Africa Defense Forum

Les nouveaux chefs de l’État islamique au Mozambique altèrent leurs tactiques

PERSONNEL D’ADF

L’État islamique est actif dans de nouvelles régions et emploie de nouvelles tactiques dans la province mozambicaine du Cabo Delgado, après avoir perdu des dirigeants clés et avoir été chassé de ses anciennes bases.
Daech a intensifié son utilisation des engins explosifs improvisés tout en dispersant ses membres dans des camps de taille plus petite situés dans des forêts denses et conduisant des opérations qui traversent la province. Le groupe terroriste a aussi employé des enfants soldats dans ses attaques récentes.

« L’adoption du nouvel “modus operandi” par les terroristes montre que le groupe possède de nouveaux chefs », déclare le ministre mozambicain de l’Intérieur Pascoal Ronda dans un reportage de l’agence de presse Lusa. « La plupart des chefs terroristes se retrouvent dans les districts de Macomia et Quissanga, tout spécialement à Óscar, Dardai, Zubair, Mane, Sheik, Amisse et Machudee. »

Les nouveaux chefs de Daech ont remplacé Ibn Omar, Abou Kital, Ali Mahando et Amurane Adamo, qui ont été tués en 2023 par les Forces de défense et de sécurité du Mozambique, la mission de la Communauté de développement d’Afrique australe au Mozambique (SAMIM) et les forces rwandaises.

Les rebelles ont réapparu et attaqué les communes du littoral ainsi que les résidents des îles Quirimbas au large des côtes. Ils ont tendu des embuscades aux patrouilles militaires, exécuté brutalement les civils et pillé les communautés.

Sous une nouvelle gérance, Daech a lancé un assaut farouche contre Macomia du 10 au 12 mai. Le groupe a utilisé de jeunes garçons à partir de 13 ans pour attaquer et piller la commune, selon Human Rights Watch (HRW). Le recrutement et l’emploi des enfants de moins de 15 ans comme soldats est un crime de guerre.

Les analystes ont décrit une opération bien coordonnée, exécutée à partir de plusieurs directions différentes et constituant l’une des attaques terroristes les plus audacieuses du Mozambique depuis le raid de Palma en 2021.

Les témoins déclarent que trois groupes de plusieurs centaines de militants sont arrivés dans la ville le 10 mai vers 4h00 du matin.
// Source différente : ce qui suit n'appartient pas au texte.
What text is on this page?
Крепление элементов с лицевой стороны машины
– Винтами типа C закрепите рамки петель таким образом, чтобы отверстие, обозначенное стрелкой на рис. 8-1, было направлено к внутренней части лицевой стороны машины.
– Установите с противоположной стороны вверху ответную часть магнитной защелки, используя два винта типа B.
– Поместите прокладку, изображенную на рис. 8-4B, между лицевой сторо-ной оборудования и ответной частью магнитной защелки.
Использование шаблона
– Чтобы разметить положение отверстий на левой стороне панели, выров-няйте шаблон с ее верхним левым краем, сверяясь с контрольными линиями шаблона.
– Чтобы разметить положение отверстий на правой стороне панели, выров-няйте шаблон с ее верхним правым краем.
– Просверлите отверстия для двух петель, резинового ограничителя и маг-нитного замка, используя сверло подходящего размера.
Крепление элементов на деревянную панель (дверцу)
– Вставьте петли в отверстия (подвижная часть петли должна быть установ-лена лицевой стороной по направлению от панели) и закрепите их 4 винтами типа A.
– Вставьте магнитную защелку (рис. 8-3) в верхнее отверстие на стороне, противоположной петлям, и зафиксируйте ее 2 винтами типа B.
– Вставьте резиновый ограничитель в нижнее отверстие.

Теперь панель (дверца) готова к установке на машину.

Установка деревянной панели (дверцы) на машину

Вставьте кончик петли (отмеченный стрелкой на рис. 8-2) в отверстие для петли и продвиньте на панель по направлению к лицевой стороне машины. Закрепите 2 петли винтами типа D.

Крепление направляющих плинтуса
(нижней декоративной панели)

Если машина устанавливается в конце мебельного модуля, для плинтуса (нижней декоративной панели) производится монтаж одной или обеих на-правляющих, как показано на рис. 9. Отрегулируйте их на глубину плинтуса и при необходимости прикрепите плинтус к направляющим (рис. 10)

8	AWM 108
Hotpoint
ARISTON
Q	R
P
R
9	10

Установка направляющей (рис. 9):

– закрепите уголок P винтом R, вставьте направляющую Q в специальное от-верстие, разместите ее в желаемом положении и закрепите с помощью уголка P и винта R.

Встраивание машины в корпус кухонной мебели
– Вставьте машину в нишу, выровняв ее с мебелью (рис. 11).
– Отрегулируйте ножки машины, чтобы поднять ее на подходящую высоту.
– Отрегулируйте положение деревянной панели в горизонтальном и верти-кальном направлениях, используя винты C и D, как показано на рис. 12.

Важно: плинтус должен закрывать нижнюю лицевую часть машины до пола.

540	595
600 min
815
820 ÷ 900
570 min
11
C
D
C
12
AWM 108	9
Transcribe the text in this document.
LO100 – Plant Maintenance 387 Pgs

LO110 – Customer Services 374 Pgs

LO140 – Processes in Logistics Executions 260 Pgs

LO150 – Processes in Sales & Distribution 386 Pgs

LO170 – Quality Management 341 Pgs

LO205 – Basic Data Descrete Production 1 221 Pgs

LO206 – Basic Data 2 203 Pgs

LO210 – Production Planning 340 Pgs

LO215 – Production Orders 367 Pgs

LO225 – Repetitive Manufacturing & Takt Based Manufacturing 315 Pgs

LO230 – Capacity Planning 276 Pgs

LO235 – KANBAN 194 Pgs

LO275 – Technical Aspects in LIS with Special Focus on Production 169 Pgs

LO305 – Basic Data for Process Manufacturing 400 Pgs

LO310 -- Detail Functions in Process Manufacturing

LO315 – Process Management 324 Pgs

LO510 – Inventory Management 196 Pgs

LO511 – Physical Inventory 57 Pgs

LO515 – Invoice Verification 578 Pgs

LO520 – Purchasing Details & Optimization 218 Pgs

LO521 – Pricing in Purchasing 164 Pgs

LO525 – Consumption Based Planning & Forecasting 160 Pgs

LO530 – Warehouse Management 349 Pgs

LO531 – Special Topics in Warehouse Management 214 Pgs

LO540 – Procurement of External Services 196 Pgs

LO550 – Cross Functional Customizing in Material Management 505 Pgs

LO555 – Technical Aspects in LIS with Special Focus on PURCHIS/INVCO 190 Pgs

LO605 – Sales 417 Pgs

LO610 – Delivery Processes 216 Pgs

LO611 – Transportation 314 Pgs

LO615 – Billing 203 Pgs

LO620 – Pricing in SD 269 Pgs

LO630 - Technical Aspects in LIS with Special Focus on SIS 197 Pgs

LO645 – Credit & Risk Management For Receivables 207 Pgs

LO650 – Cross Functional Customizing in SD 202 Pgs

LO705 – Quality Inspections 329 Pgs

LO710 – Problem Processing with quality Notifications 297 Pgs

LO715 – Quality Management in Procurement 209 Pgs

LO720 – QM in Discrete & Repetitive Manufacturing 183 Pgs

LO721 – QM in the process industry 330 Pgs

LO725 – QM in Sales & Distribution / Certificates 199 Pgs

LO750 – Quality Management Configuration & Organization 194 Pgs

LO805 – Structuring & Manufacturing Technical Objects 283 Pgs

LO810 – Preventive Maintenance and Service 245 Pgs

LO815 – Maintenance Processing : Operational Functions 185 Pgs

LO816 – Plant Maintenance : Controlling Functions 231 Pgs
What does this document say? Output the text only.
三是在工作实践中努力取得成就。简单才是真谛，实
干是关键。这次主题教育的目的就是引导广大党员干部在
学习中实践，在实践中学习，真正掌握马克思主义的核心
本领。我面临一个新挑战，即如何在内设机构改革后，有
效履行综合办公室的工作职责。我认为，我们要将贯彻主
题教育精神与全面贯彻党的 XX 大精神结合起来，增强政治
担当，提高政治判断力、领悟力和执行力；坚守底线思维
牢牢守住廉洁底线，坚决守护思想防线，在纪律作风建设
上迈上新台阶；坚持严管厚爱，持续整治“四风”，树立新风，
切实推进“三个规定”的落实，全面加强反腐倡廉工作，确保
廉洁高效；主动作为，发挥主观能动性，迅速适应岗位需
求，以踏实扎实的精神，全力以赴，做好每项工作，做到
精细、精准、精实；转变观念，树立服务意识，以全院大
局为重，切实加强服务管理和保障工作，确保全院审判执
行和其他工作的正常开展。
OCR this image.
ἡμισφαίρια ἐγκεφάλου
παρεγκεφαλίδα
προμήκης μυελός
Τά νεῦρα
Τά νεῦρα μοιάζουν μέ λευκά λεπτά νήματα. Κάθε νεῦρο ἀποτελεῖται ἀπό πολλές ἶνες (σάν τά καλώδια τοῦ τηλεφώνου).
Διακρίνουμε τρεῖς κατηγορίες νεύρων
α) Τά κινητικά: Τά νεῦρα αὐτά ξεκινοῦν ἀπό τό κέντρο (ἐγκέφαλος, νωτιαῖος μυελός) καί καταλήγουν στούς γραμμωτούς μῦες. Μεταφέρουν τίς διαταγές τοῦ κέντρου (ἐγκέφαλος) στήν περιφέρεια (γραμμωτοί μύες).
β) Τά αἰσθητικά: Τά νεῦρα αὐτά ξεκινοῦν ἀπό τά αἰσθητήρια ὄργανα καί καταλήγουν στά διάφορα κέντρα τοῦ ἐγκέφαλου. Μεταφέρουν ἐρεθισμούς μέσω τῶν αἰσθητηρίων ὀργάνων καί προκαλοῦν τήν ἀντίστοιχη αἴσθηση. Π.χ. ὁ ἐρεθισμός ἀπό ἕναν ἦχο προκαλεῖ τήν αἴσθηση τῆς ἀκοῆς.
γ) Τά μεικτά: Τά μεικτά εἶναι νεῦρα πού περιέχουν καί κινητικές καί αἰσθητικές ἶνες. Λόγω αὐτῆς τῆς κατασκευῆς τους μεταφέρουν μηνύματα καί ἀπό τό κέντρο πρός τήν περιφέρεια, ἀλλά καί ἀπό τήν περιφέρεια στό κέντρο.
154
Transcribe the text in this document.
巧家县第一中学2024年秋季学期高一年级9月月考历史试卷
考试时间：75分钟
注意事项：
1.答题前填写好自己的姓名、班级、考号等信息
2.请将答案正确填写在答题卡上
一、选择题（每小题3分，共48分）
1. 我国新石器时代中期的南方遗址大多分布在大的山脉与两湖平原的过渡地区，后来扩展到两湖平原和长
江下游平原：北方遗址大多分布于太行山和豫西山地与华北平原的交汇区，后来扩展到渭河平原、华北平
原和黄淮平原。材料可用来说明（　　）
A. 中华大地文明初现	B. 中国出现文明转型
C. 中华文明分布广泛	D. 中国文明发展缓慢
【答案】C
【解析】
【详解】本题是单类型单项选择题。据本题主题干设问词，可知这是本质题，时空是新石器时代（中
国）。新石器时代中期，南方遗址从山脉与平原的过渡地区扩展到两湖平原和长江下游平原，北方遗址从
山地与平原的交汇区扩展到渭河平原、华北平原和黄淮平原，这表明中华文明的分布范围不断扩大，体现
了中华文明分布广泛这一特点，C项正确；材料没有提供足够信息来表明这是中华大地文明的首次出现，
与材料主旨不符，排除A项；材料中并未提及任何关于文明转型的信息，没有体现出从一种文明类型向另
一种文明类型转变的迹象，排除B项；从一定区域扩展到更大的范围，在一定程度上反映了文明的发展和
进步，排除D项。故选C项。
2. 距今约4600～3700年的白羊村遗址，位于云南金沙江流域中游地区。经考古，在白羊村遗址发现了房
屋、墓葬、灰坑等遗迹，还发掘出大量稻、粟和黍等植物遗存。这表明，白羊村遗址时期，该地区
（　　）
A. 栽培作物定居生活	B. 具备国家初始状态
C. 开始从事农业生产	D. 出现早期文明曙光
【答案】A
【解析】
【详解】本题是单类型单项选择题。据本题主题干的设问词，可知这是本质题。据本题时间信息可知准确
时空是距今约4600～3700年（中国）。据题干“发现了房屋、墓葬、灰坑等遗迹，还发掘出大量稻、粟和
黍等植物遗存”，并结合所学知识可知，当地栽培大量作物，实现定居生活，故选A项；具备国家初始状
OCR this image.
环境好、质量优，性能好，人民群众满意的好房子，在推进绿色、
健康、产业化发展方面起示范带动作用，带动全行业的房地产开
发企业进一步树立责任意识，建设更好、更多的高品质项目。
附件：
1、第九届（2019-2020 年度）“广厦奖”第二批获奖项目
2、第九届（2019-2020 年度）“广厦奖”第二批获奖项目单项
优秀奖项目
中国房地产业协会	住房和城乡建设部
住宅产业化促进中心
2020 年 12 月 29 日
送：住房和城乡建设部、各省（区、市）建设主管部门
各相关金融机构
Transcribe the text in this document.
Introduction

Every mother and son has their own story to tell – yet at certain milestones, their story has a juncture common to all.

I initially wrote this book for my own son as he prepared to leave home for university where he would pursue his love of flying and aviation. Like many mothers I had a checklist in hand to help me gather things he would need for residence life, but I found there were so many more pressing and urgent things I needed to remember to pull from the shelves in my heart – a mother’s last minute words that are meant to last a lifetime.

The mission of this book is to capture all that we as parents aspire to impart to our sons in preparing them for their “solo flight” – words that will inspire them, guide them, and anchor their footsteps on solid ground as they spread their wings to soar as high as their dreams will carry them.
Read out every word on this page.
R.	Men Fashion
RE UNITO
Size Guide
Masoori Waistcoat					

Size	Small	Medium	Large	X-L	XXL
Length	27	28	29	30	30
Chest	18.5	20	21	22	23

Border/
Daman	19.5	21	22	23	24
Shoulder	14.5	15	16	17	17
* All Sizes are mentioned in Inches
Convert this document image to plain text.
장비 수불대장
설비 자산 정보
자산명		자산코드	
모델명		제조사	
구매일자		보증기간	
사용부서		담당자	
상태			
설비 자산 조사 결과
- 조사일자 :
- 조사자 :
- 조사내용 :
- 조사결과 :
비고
Le premier groupe s’est adressé aux résidents et a pillé les commerces, le second a affronté les forces sudafricaines et mozambicaines et le troisième a bloqué la route principale de Macomia, selon HRW.

Des combats acharnés ont résulté.

Un soldat mozambicain a déclaré dans un enregistrement obtenu par defenceWeb : « Nous avons besoin de renforts, de toute urgence. Ils arrivent dans notre base. Nous pouvons entendre les coups de feu. Ils sont ici dans la base. »

Des bombes plantées au bord de la route ont détruit deux véhicules blindés transportant des soldats sudafricains de Pemba à Macomia, à environ 20 km de distance, mais aucun soldat n’a été blessé. Le président mozambicain Filipe Nyusi a déclaré dans une allocution télévisée que les terroristes s’étaient retirés après 45 minutes de combat, puis ils s’étaient regroupés et étaient revenus.

Vers le milieu de l’après-midi, les terroristes pillaient la ville, y compris l’entrepôt du Programme alimentaire mondial. Ils ont distribué les biens volés aux résidents locaux, selon Cabo Ligado publié par le projet ACLED (Armed Conflict Location & Event Data).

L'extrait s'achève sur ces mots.